Most of the problems with the prequels were so basic that any halfway decent film school graduate could have caught and corrected them, if he wasn’t overawed or overruled by Lucas. Anyone could have made these things better, if Lucas listened to them.
I’m a Whedon fan myself, but I don’t think he could redo SWI-III. It’s just not his kind of story. I suppose if an investor gave him a shitload of money and said “I want you to ‘reimagine’ Star Wars and btw I bought the rights so this is totally legit what do you say?” and Joss said OK … Well, he’d produce something interesting, I’m sure, but it would be as different from the original SW as the new BG is from the 1970’s version, if not more so.
Of course, Hollywood being what it is, it’s fairly inevitable that someday someone will remake them. Just give it twenty years.
Whedon has a tendency to write smart, witty dialog, and this board just so happens to attract members who enjoy the occasional bit of smart, witty dialog. Aside from the fact that he also excels in character development and fascinating storylines (although one could argue his real talent lies in the medium of long-form television drama rather than film), there’s your explanation for why he’s so well-received on the Dope.
If you ask me, I think he could’ve done a much better job with Episodes I-III than Lucas, but so would most people on the planet (note: hyperbole).
I agree with this completely. Serenity bored me to tears, and I found Buffy similarly a study in tedious fetishizing of grrrl power and overlong dialogue. I simply cannot understand the Whedon worship around here.
And I think a Whedon SW would just be replacing one disaster with another. Instead of lightsabre battles you’d get endless, self-indulgently snooze-inducing repartee between Jedi and Sith. They’d force-chat each other to death, and then Queen Padme would be left take out the Emperor with mad telekinetic powerrzzz.

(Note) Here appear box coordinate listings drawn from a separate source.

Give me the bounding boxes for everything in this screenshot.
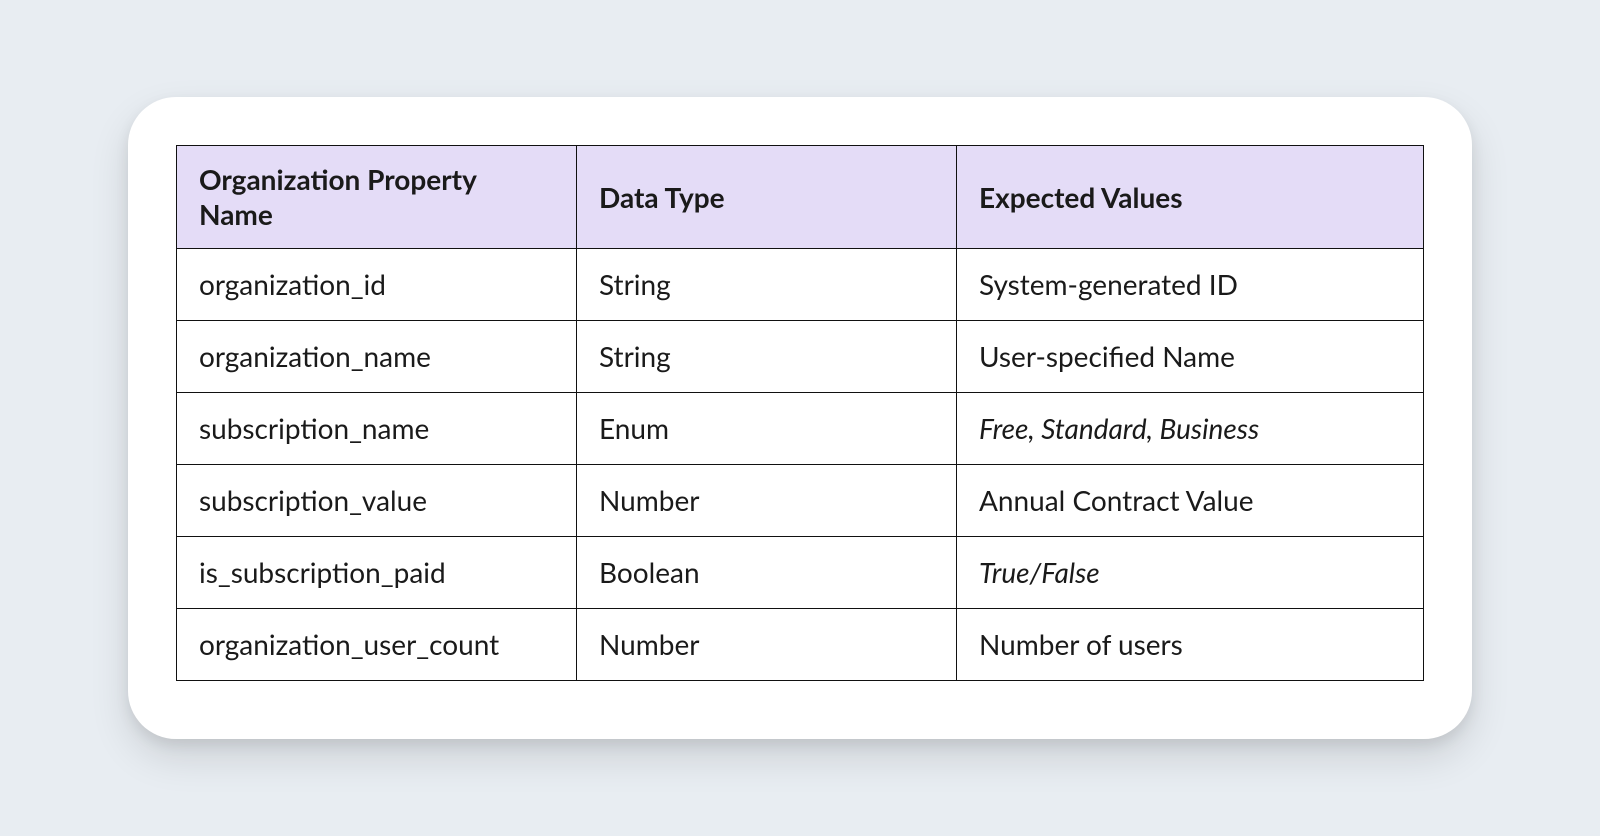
- table-row: subscription_valueNumberAnnual Contract …: [177, 465, 1424, 537]
- cell-type: Number: [577, 609, 957, 681]
- table-header-row: Organization Property Name Data Type Exp…: [177, 146, 1424, 249]
- cell-expected: Annual Contract Value: [957, 465, 1424, 537]
- cell-type: Boolean: [577, 537, 957, 609]
- cell-type: String: [577, 249, 957, 321]
- cell-expected: Number of users: [957, 609, 1424, 681]
- column-header-expected: Expected Values: [957, 146, 1424, 249]
- cell-property: organization_name: [177, 321, 577, 393]
- cell-property: is_subscription_paid: [177, 537, 577, 609]
- column-header-type: Data Type: [577, 146, 957, 249]
- cell-property: subscription_value: [177, 465, 577, 537]
- cell-type: String: [577, 321, 957, 393]
- table-row: organization_idStringSystem-generated ID: [177, 249, 1424, 321]
- cell-type: Enum: [577, 393, 957, 465]
- properties-table: Organization Property Name Data Type Exp…: [176, 145, 1424, 681]
- cell-expected: System-generated ID: [957, 249, 1424, 321]
- cell-expected: User-specified Name: [957, 321, 1424, 393]
- table-row: is_subscription_paidBooleanTrue/False: [177, 537, 1424, 609]
- cell-expected: Free, Standard, Business: [957, 393, 1424, 465]
- cell-type: Number: [577, 465, 957, 537]
- cell-property: subscription_name: [177, 393, 577, 465]
- column-header-property: Organization Property Name: [177, 146, 577, 249]
- cell-property: organization_id: [177, 249, 577, 321]
- cell-expected: True/False: [957, 537, 1424, 609]
- table-body: organization_idStringSystem-generated ID…: [177, 249, 1424, 681]
- table-card: Organization Property Name Data Type Exp…: [128, 97, 1472, 739]
- cell-property: organization_user_count: [177, 609, 577, 681]
- table-row: organization_user_countNumberNumber of u…: [177, 609, 1424, 681]
- table-row: organization_nameStringUser-specified Na…: [177, 321, 1424, 393]
- table-row: subscription_nameEnumFree, Standard, Bus…: [177, 393, 1424, 465]
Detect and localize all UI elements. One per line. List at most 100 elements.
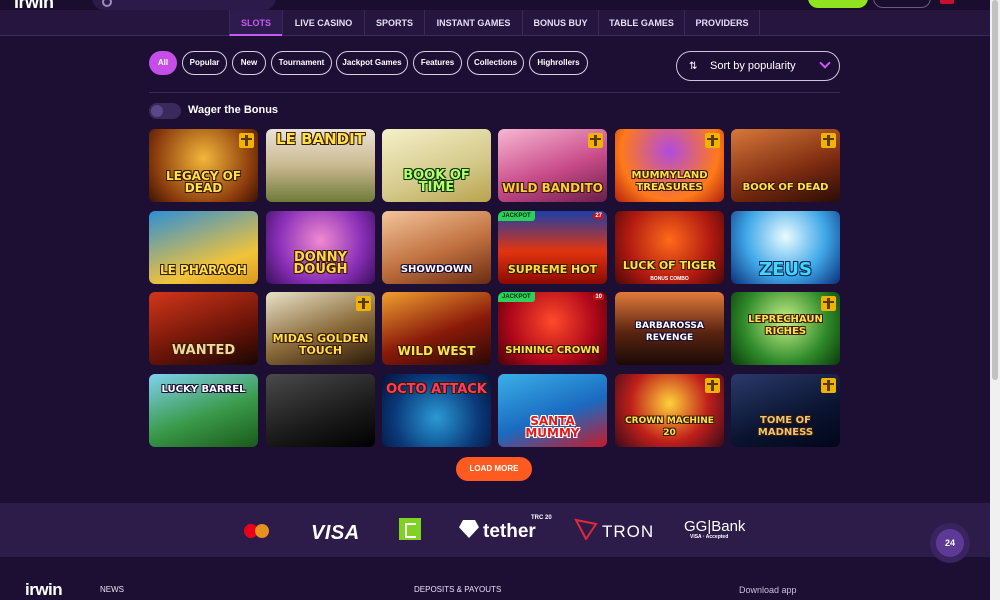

Wow, I’ve never encountered anyone else who agreed with me on the whole Whedon cult of the warrior-chick the way RickJay and Loopydude seem to. I’ve always thought the whole thing was SO stupid. Tarantino’s fetishized female assassins in the Kill Bill movies also make me feel the same way. I have no interest in the mostly Japanese-influenced killer chick pop culture mythos.
First of all it strikes me as phony and fake, a cinematic invention which flies in the face of the historical truth which is that women are generally not killers. And this is good! If women ran the world I’m sure there would be much less violence. But this girl-power thing is simply not how the world works. Fighting and killing is a man’s world through and through. Particularly in Japanese culture which is EXTREMELY patriarchal and has no tradition whatsoever of females fighting. Therefore I find the whole anime/manga girl-ninja/assassin/mercenary bullshit to be ridiculous, unrealistic, and annoying.
Natalie Portman, Ewan MacGregor, and Hayden Christiansen are all fine actors (yes, even Hayden…check out Life as a House sometime). The poor acting was less a product of the quality of actors and more a result of Lucas’ terriblly written dialogue. The actors did the best they could with the material they were given.
Christiansen can act, the evidence does exist. For that matter, so can Samuel L. Jackson and Liam Neeson and everyone else in the prequels. They just had shitty dialogue and shitty stories to deal with and you can’t overcome that (although MacGregor had some good moments.)